Dibutuhkan waktu hampir 4 jam hingga semua pesanan telah dibuat. Akhirnya aku dapat bernapas lega. Sungguh melelahkan berkutat dengan mixer dan segala tetek bengeknya, tapi perut ku juga terisi penuh oleh makanan manis tadi. Bahagia sekali rasanya.
"Nih Brownis buat lo," ucap Teh Fifi. Meletakkan satu kotak berisi brownis didepanku.
Senyum lebar ku perlihatkan. "Makasih Teh."
"Eh! Teh, aku mau tanya. Makna mawar kuning apa Teh? warnanya ngejreng mentereng gitu," tanyaku pada Teh Fifi yang sedang merapikan kotak-kotak berisi brownis.
Teh Fifi berhenti sejenak, terlihat berpikir. "mmm— mawar kuning memiliki arti persahabatan, kegembiraan, kepedulian, dan perpisahan yang lembut," terangnya.
"Perpisahan yang lembut maksudnya apa Teh?"
"Maksudnya perpisahan dengan penuh kasih sayang, mengungkapkan penghargaan terhadap hubungan yang telah ada tanpa kesedihan yang mendalam," jelasnya.

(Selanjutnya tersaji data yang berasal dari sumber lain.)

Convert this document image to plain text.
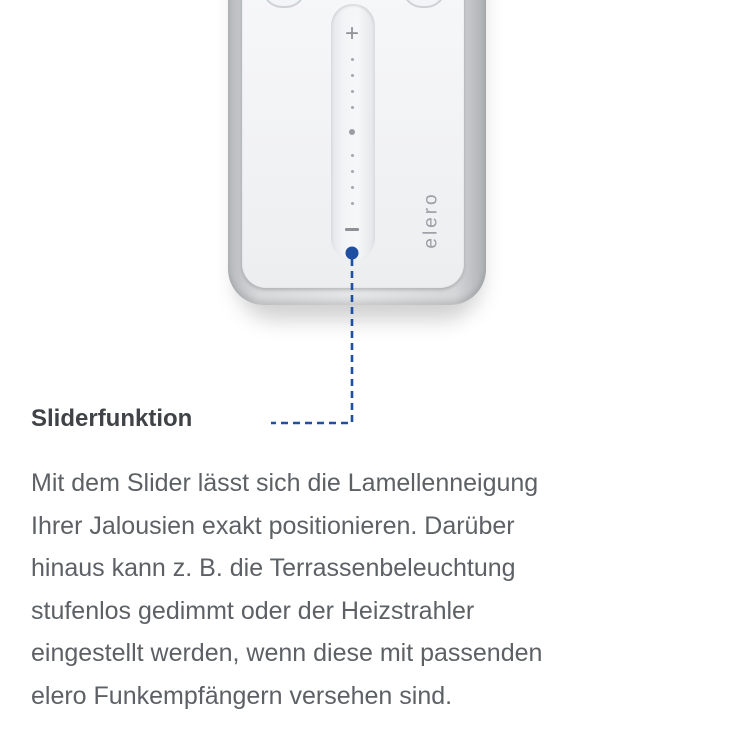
+
elero
Sliderfunktion

Mit dem Slider lässt sich die Lamellenneigung
Ihrer Jalousien exakt positionieren. Darüber
hinaus kann z. B. die Terrassenbeleuchtung
stufenlos gedimmt oder der Heizstrahler
eingestellt werden, wenn diese mit passenden
elero Funkempfängern versehen sind.
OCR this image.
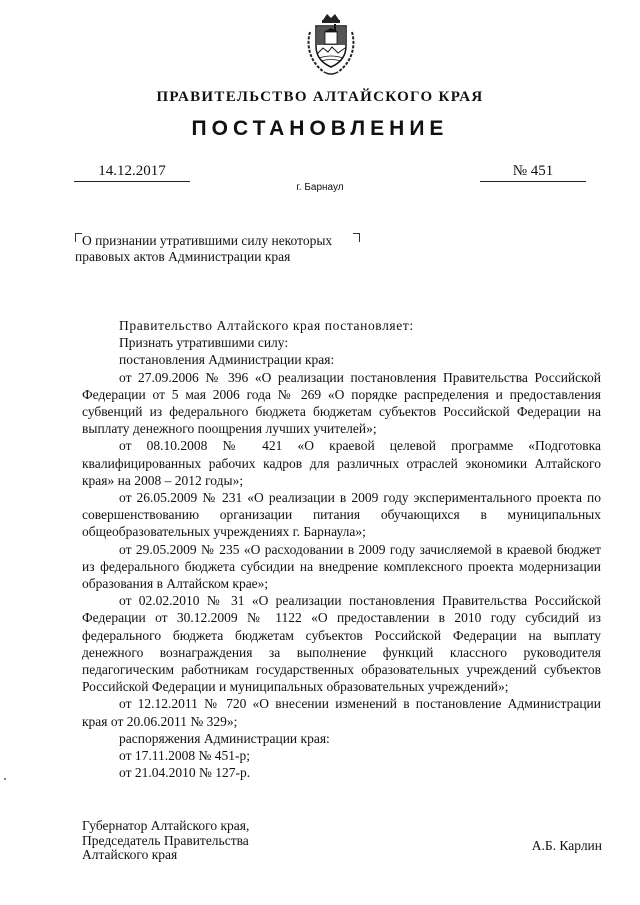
ПРАВИТЕЛЬСТВО АЛТАЙСКОГО КРАЯ
ПОСТАНОВЛЕНИЕ
14.12.2017	№ 451
г. Барнаул
О признании утратившими силу некоторых
правовых актов Администрации края

Правительство Алтайского края постановляет:

Признать утратившими силу:

постановления Администрации края:

от 27.09.2006 № 396 «О реализации постановления Правительства Российской Федерации от 5 мая 2006 года № 269 «О порядке распределения и предоставления субвенций из федерального бюджета бюджетам субъектов Российской Федерации на выплату денежного поощрения лучших учителей»;

от 08.10.2008 № 421 «О краевой целевой программе «Подготовка квалифицированных рабочих кадров для различных отраслей экономики Алтайского края» на 2008 – 2012 годы»;

от 26.05.2009 № 231 «О реализации в 2009 году экспериментального проекта по совершенствованию организации питания обучающихся в муниципальных общеобразовательных учреждениях г. Барнаула»;

от 29.05.2009 № 235 «О расходовании в 2009 году зачисляемой в краевой бюджет из федерального бюджета субсидии на внедрение комплексного проекта модернизации образования в Алтайском крае»;

от 02.02.2010 № 31 «О реализации постановления Правительства Российской Федерации от 30.12.2009 № 1122 «О предоставлении в 2010 году субсидий из федерального бюджета бюджетам субъектов Российской Федерации на выплату денежного вознаграждения за выполнение функций классного руководителя педагогическим работникам государственных образовательных учреждений субъектов Российской Федерации и муниципальных образовательных учреждений»;

от 12.12.2011 № 720 «О внесении изменений в постановление Администрации края от 20.06.2011 № 329»;

распоряжения Администрации края:

от 17.11.2008 № 451-р;

от 21.04.2010 № 127-р.

Губернатор Алтайского края,
Председатель Правительства
Алтайского края
А.Б. Карлин
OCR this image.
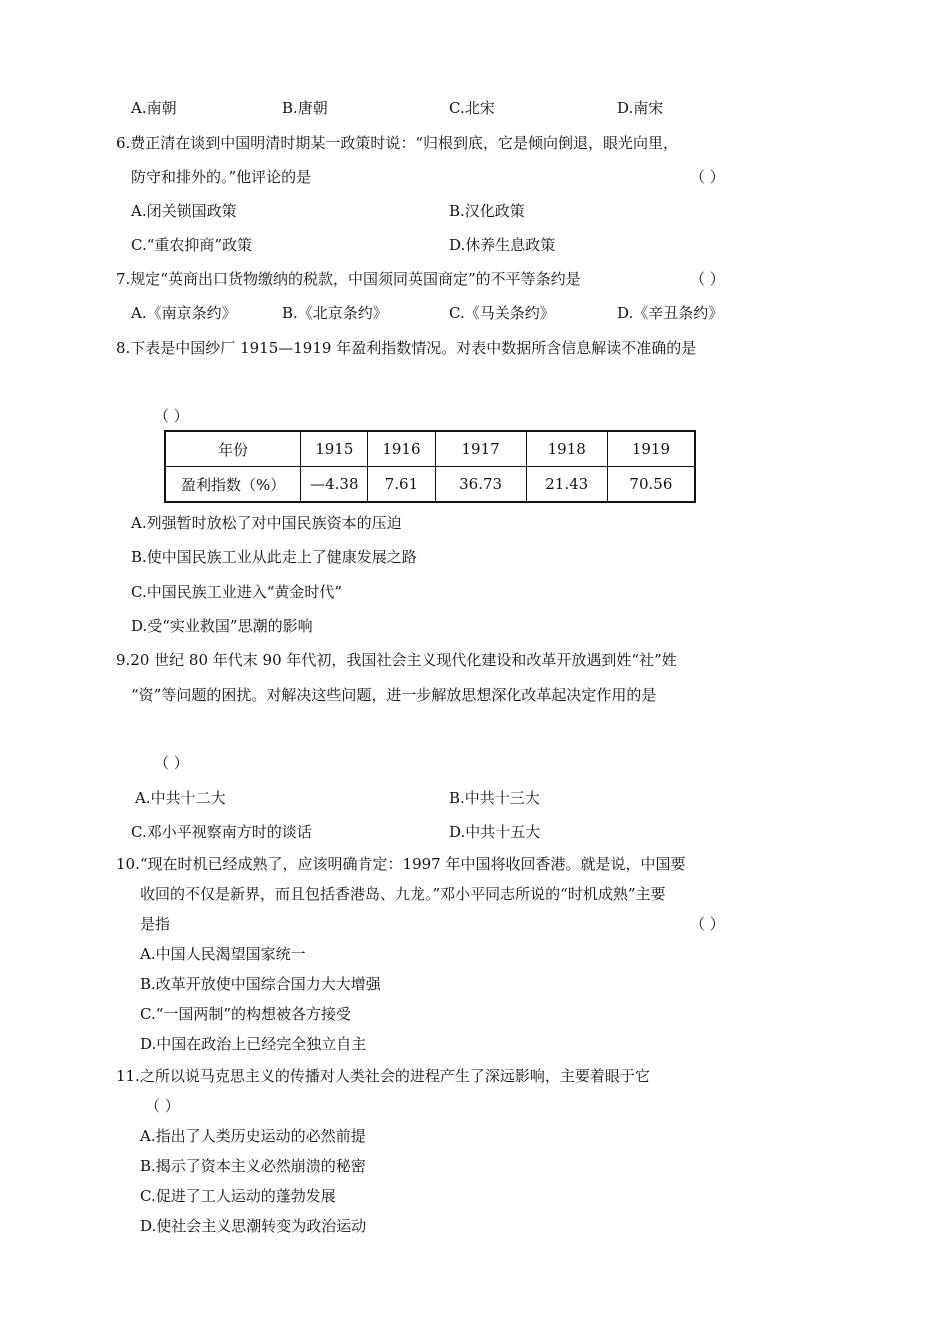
A.南朝	B.唐朝	C.北宋	D.南宋
6.费正清在谈到中国明清时期某一政策时说：“归根到底，它是倾向倒退，眼光向里，
防守和排外的。”他评论的是	（ ）
A.闭关锁国政策	B.汉化政策
C.“重农抑商”政策	D.休养生息政策
7.规定“英商出口货物缴纳的税款，中国须同英国商定”的不平等条约是	（ ）
A.《南京条约》	B.《北京条约》	C.《马关条约》	D.《辛丑条约》
8.下表是中国纱厂 1915—1919 年盈利指数情况。对表中数据所含信息解读不准确的是
（ ）
年份	1915	1916	1917	1918	1919
盈利指数（%）	—4.38	7.61	36.73	21.43	70.56
A.列强暂时放松了对中国民族资本的压迫
B.使中国民族工业从此走上了健康发展之路
C.中国民族工业进入“黄金时代”
D.受“实业救国”思潮的影响
9.20 世纪 80 年代末 90 年代初，我国社会主义现代化建设和改革开放遇到姓“社”姓
“资”等问题的困扰。对解决这些问题，进一步解放思想深化改革起决定作用的是
（ ）
A.中共十二大	B.中共十三大
C.邓小平视察南方时的谈话	D.中共十五大
10.“现在时机已经成熟了，应该明确肯定：1997 年中国将收回香港。就是说，中国要
收回的不仅是新界，而且包括香港岛、九龙。”邓小平同志所说的“时机成熟”主要
是指	（ ）
A.中国人民渴望国家统一
B.改革开放使中国综合国力大大增强
C.“一国两制”的构想被各方接受
D.中国在政治上已经完全独立自主
11.之所以说马克思主义的传播对人类社会的进程产生了深远影响，主要着眼于它
（ ）
A.指出了人类历史运动的必然前提
B.揭示了资本主义必然崩溃的秘密
C.促进了工人运动的蓬勃发展
D.使社会主义思潮转变为政治运动
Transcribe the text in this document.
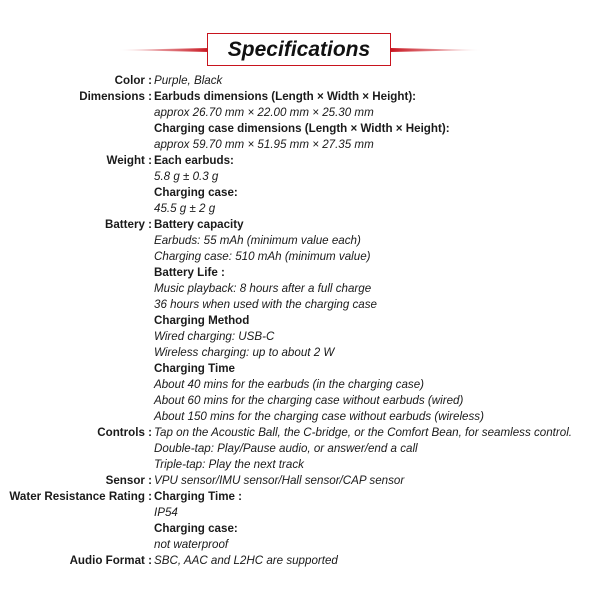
Specifications
Color : Purple, Black
Dimensions : Earbuds dimensions (Length × Width × Height):
approx 26.70 mm × 22.00 mm × 25.30 mm
Charging case dimensions (Length × Width × Height):
approx 59.70 mm × 51.95 mm × 27.35 mm
Weight : Each earbuds:
5.8 g ± 0.3 g
Charging case:
45.5 g ± 2 g
Battery : Battery capacity
Earbuds: 55 mAh (minimum value each)
Charging case: 510 mAh (minimum value)
Battery Life :
Music playback: 8 hours after a full charge
36 hours when used with the charging case
Charging Method
Wired charging: USB-C
Wireless charging: up to about 2 W
Charging Time
About 40 mins for the earbuds (in the charging case)
About 60 mins for the charging case without earbuds (wired)
About 150 mins for the charging case without earbuds (wireless)
Controls : Tap on the Acoustic Ball, the C-bridge, or the Comfort Bean, for seamless control.
Double-tap: Play/Pause audio, or answer/end a call
Triple-tap: Play the next track
Sensor : VPU sensor/IMU sensor/Hall sensor/CAP sensor
Water Resistance Rating : Charging Time :
IP54
Charging case:
not waterproof
Audio Format : SBC, AAC and L2HC are supported
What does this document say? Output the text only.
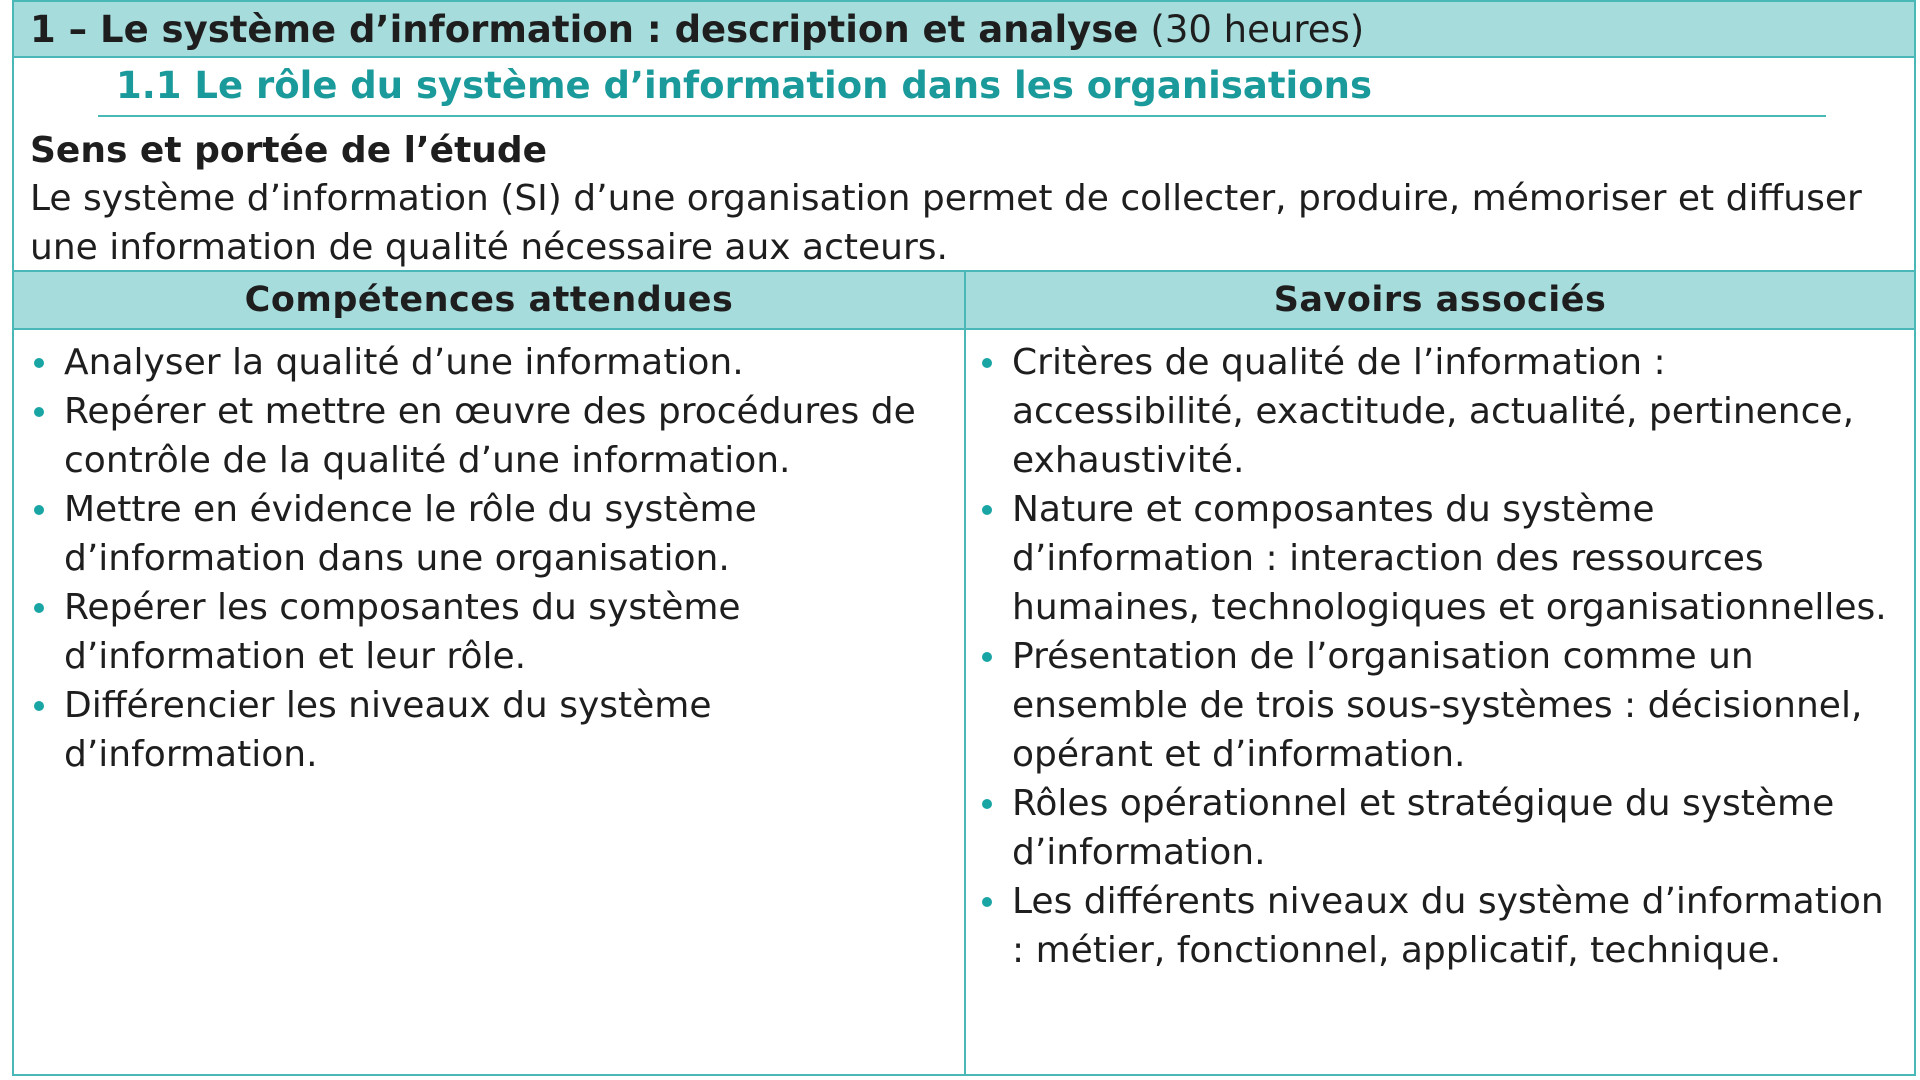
1 – Le système d’information : description et analyse (30 heures)
1.1 Le rôle du système d’information dans les organisations
Sens et portée de l’étude
Le système d’information (SI) d’une organisation permet de collecter, produire, mémoriser et diffuser une information de qualité nécessaire aux acteurs.
Compétences attendues
Analyser la qualité d’une information.
Repérer et mettre en œuvre des procédures de contrôle de la qualité d’une information.
Mettre en évidence le rôle du système d’information dans une organisation.
Repérer les composantes du système d’information et leur rôle.
Différencier les niveaux du système d’information.
Savoirs associés
Critères de qualité de l’information : accessibilité, exactitude, actualité, pertinence, exhaustivité.
Nature et composantes du système d’information : interaction des ressources humaines, technologiques et organisationnelles.
Présentation de l’organisation comme un ensemble de trois sous-systèmes : décisionnel, opérant et d’information.
Rôles opérationnel et stratégique du système d’information.
Les différents niveaux du système d’information : métier, fonctionnel, applicatif, technique.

"Oh gitu." Aku mengangguk mengerti.
Setelah ku pikirkan ternyata makna bunga tak sesederhana itu. Aku tak bisa sembarangan memberikan bunga, harus tau dulu apa makna dari bunga itu, tapi selama ini aku belum pernah memberikan bunga kepada orang lain.
bersambung...
***
KAMU SEDANG MEMBACA
Ruang Rasa
Teen FictionHampir semua orang pasti pernah mengalami love in silence atau mencintai dalam diam. Entah karena malu untuk mengungkapkannya atau malah untuk menjaga agar tak merusak segalanya. Ketika rasa itu terungkap, ada yang berakhir bahagia ada juga yang mer...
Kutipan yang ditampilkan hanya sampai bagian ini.